UPDATE: Thomas Keenum gets prison time in federal bank fraud case

By Patsy R. Brumfield/NEMS Daily Journal

GREENVILLE – Former Booneville attorney Thomas Keenum was sentenced today to 22 months in prison for bank fraud.

U.S. District Judge W. Allen Pepper Jr. presided at the hearing in Greenville.

Keenum, 73, pleaded guilty to one federal count in August 2010 but his sentencing was delayed reportedly by difficulties in determining the amount of fraudulent loans he made through numerous banks.

The hearing’s minutes show he was sentenced during a 35-minute hearing this morning, with a Feb. 27 prison report date. He will be allowed to turn himself in by 2 p.m.

He remains free on bond until then. The U.S. Bureau of Prisons will decide which prison he will enter.

As it played out, the case was complicated by the personal bankruptcy filed by Keenum and his wife around the time he was confronted with the federal charge.

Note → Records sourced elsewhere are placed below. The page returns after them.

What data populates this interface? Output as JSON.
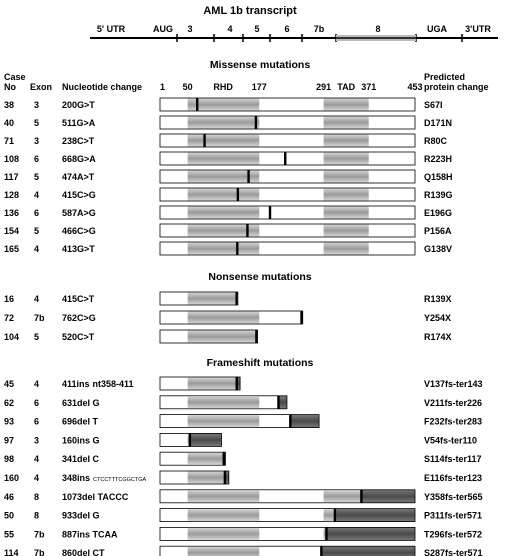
{
  "title": "AML 1b transcript",
  "transcript": {
    "labels": [
      {
        "text": "5' UTR",
        "x": 0.25
      },
      {
        "text": "AUG",
        "x": 0.375
      },
      {
        "text": "3",
        "x": 0.455
      },
      {
        "text": "4",
        "x": 0.58
      },
      {
        "text": "5",
        "x": 0.635
      },
      {
        "text": "6",
        "x": 0.735
      },
      {
        "text": "7b",
        "x": 0.85
      },
      {
        "text": "8",
        "x": 1.1
      },
      {
        "text": "UGA",
        "x": 1.34
      },
      {
        "text": "3'UTR",
        "x": 1.49
      }
    ]
  },
  "headers": {
    "case": "Case",
    "no": "No",
    "exon": "Exon",
    "nt": "Nucleotide change",
    "pred1": "Predicted",
    "pred2": "protein change"
  },
  "ruler": [
    {
      "text": "1",
      "pos": 1
    },
    {
      "text": "50",
      "pos": 50
    },
    {
      "text": "RHD",
      "pos": 113
    },
    {
      "text": "177",
      "pos": 177
    },
    {
      "text": "291",
      "pos": 291
    },
    {
      "text": "TAD",
      "pos": 331
    },
    {
      "text": "371",
      "pos": 371
    },
    {
      "text": "453",
      "pos": 453
    }
  ],
  "domains": {
    "rhd": [
      50,
      177
    ],
    "tad": [
      291,
      371
    ],
    "length": 453
  },
  "sections": [
    {
      "title": "Missense mutations",
      "kind": "missense",
      "rows": [
        {
          "case": "38",
          "exon": "3",
          "nt": "200G>T",
          "protein": "S67I",
          "pos": 67
        },
        {
          "case": "40",
          "exon": "5",
          "nt": "511G>A",
          "protein": "D171N",
          "pos": 171
        },
        {
          "case": "71",
          "exon": "3",
          "nt": "238C>T",
          "protein": "R80C",
          "pos": 80
        },
        {
          "case": "108",
          "exon": "6",
          "nt": "668G>A",
          "protein": "R223H",
          "pos": 223
        },
        {
          "case": "117",
          "exon": "5",
          "nt": "474A>T",
          "protein": "Q158H",
          "pos": 158
        },
        {
          "case": "128",
          "exon": "4",
          "nt": "415C>G",
          "protein": "R139G",
          "pos": 139
        },
        {
          "case": "136",
          "exon": "6",
          "nt": "587A>G",
          "protein": "E196G",
          "pos": 196
        },
        {
          "case": "154",
          "exon": "5",
          "nt": "466C>G",
          "protein": "P156A",
          "pos": 156
        },
        {
          "case": "165",
          "exon": "4",
          "nt": "413G>T",
          "protein": "G138V",
          "pos": 138
        }
      ]
    },
    {
      "title": "Nonsense mutations",
      "kind": "nonsense",
      "rows": [
        {
          "case": "16",
          "exon": "4",
          "nt": "415C>T",
          "protein": "R139X",
          "pos": 139
        },
        {
          "case": "72",
          "exon": "7b",
          "nt": "762C>G",
          "protein": "Y254X",
          "pos": 254
        },
        {
          "case": "104",
          "exon": "5",
          "nt": "520C>T",
          "protein": "R174X",
          "pos": 174
        }
      ]
    },
    {
      "title": "Frameshift mutations",
      "kind": "frameshift",
      "rows": [
        {
          "case": "45",
          "exon": "4",
          "nt": "411ins",
          "nt_suffix": "nt358-411",
          "protein": "V137fs-ter143",
          "pos": 137,
          "end": 143
        },
        {
          "case": "62",
          "exon": "6",
          "nt": "631del G",
          "protein": "V211fs-ter226",
          "pos": 211,
          "end": 226
        },
        {
          "case": "93",
          "exon": "6",
          "nt": "696del T",
          "protein": "F232fs-ter283",
          "pos": 232,
          "end": 283
        },
        {
          "case": "97",
          "exon": "3",
          "nt": "160ins G",
          "protein": "V54fs-ter110",
          "pos": 54,
          "end": 110
        },
        {
          "case": "98",
          "exon": "4",
          "nt": "341del C",
          "protein": "S114fs-ter117",
          "pos": 114,
          "end": 117
        },
        {
          "case": "160",
          "exon": "4",
          "nt": "348ins",
          "nt_suffix": "CTCCTTTCGGCTGA",
          "protein": "E116fs-ter123",
          "pos": 116,
          "end": 123
        },
        {
          "case": "46",
          "exon": "8",
          "nt": "1073del TACCC",
          "protein": "Y358fs-ter565",
          "pos": 358,
          "end": 565
        },
        {
          "case": "50",
          "exon": "8",
          "nt": "933del G",
          "protein": "P311fs-ter571",
          "pos": 311,
          "end": 571
        },
        {
          "case": "55",
          "exon": "7b",
          "nt": "887ins TCAA",
          "protein": "T296fs-ter572",
          "pos": 296,
          "end": 572
        },
        {
          "case": "114",
          "exon": "7b",
          "nt": "860del CT",
          "protein": "S287fs-ter571",
          "pos": 287,
          "end": 571
        }
      ]
    }
  ]
}
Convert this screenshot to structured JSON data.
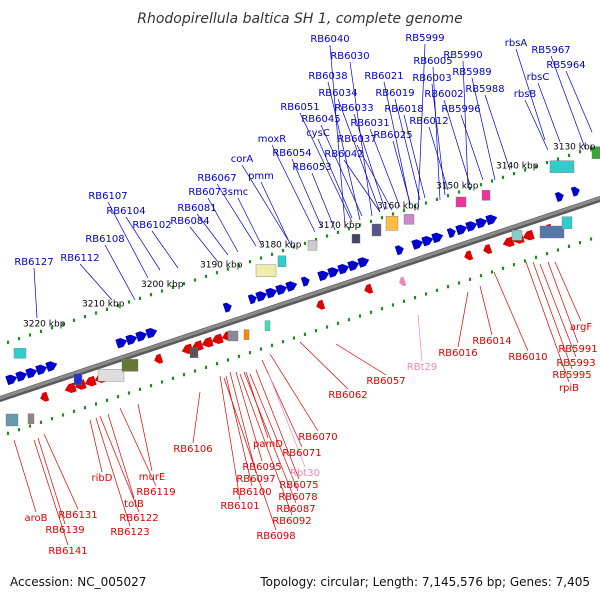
{
  "title": "Rhodopirellula baltica SH 1, complete genome",
  "accession": "Accession: NC_005027",
  "summary": "Topology: circular; Length: 7,145,576 bp; Genes: 7,405",
  "colors": {
    "forward": "#0000cc",
    "reverse": "#dd0000",
    "rna": "#ee88bb",
    "backbone": "#8a8a8a",
    "tick": "#228822"
  },
  "kbp_labels": [
    "3130 kbp",
    "3140 kbp",
    "3150 kbp",
    "3160 kbp",
    "3170 kbp",
    "3180 kbp",
    "3190 kbp",
    "3200 kbp",
    "3210 kbp",
    "3220 kbp"
  ],
  "forward_genes": [
    "RB6040",
    "RB5999",
    "RB6030",
    "RB6005",
    "RB5990",
    "rbsA",
    "RB5967",
    "RB6038",
    "RB6021",
    "RB6003",
    "RB5989",
    "RB5964",
    "RB6034",
    "RB6019",
    "RB6002",
    "RB5988",
    "rbsC",
    "RB6033",
    "RB6018",
    "RB5996",
    "rbsB",
    "RB6051",
    "RB6045",
    "RB6031",
    "RB6012",
    "RB6037",
    "cysC",
    "RB6025",
    "moxR",
    "RB6042",
    "RB6054",
    "corA",
    "RB6053",
    "pmm",
    "RB6067",
    "RB6073",
    "smc",
    "RB6107",
    "RB6081",
    "RB6104",
    "RB6084",
    "RB6102",
    "RB6108",
    "RB6127",
    "RB6112"
  ],
  "reverse_genes": [
    "argF",
    "RB5991",
    "RB5993",
    "RB5995",
    "rpiB",
    "RB6010",
    "RB6014",
    "RB6016",
    "RBt29",
    "RB6057",
    "RB6062",
    "RB6070",
    "RB6071",
    "Rbt30",
    "RB6075",
    "RB6078",
    "RB6087",
    "RB6092",
    "RB6098",
    "pamD",
    "RB6095",
    "RB6097",
    "RB6100",
    "RB6101",
    "RB6106",
    "murE",
    "RB6119",
    "ribD",
    "tolB",
    "RB6122",
    "RB6123",
    "aroB",
    "RB6131",
    "RB6139",
    "RB6141"
  ]
}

Prosecutors accused Keenum of a scheme to defraud BancorpSouth Bank in Booneville by telling bank officials that certain real property he owned by free and clear of any obligations.

The formal charge against him states that he convinced local attorneys that he’d already done a title search of the property, which he said was true and correct. The attorneys then signed the title opinions without conducting any independent searches.

If any action was taken against those attorneys, it has not been made public.

The land in question was 10.5 acres Keenum owned in Alcorn County. First he borrowed $115,102 from Peoples Bank in Ripley, pledging the land as collateral. Later, he used it for a loan of $126,227 from Community Spirit Bank in Red Bay, Ala., and again for $135,447 from BancorpSouth in Booneville. He also obtained money from Community Spirit Bank by pledging as collateral fraudulent invoices from a company he owned.

The scheme is alleged to have occurred from June 2005 until November 2008.

Without any mitigating factors, he faced up to 30 years in prison and a $1 million fine, plus restitution. He also faced forfeiture of any assets he derived from the fraud.

Today, his attorney, Tony Farese of Ashland, said Pepper granted prosecutors’ request to reduce Keenum’s possible sentence from a 33-41-month range because of his “substantial” cooperation with the government.

The Mississippi Supreme Court disbarred Keenum last May after he turned in his Notice of Irrevocable Resignation from the state bar.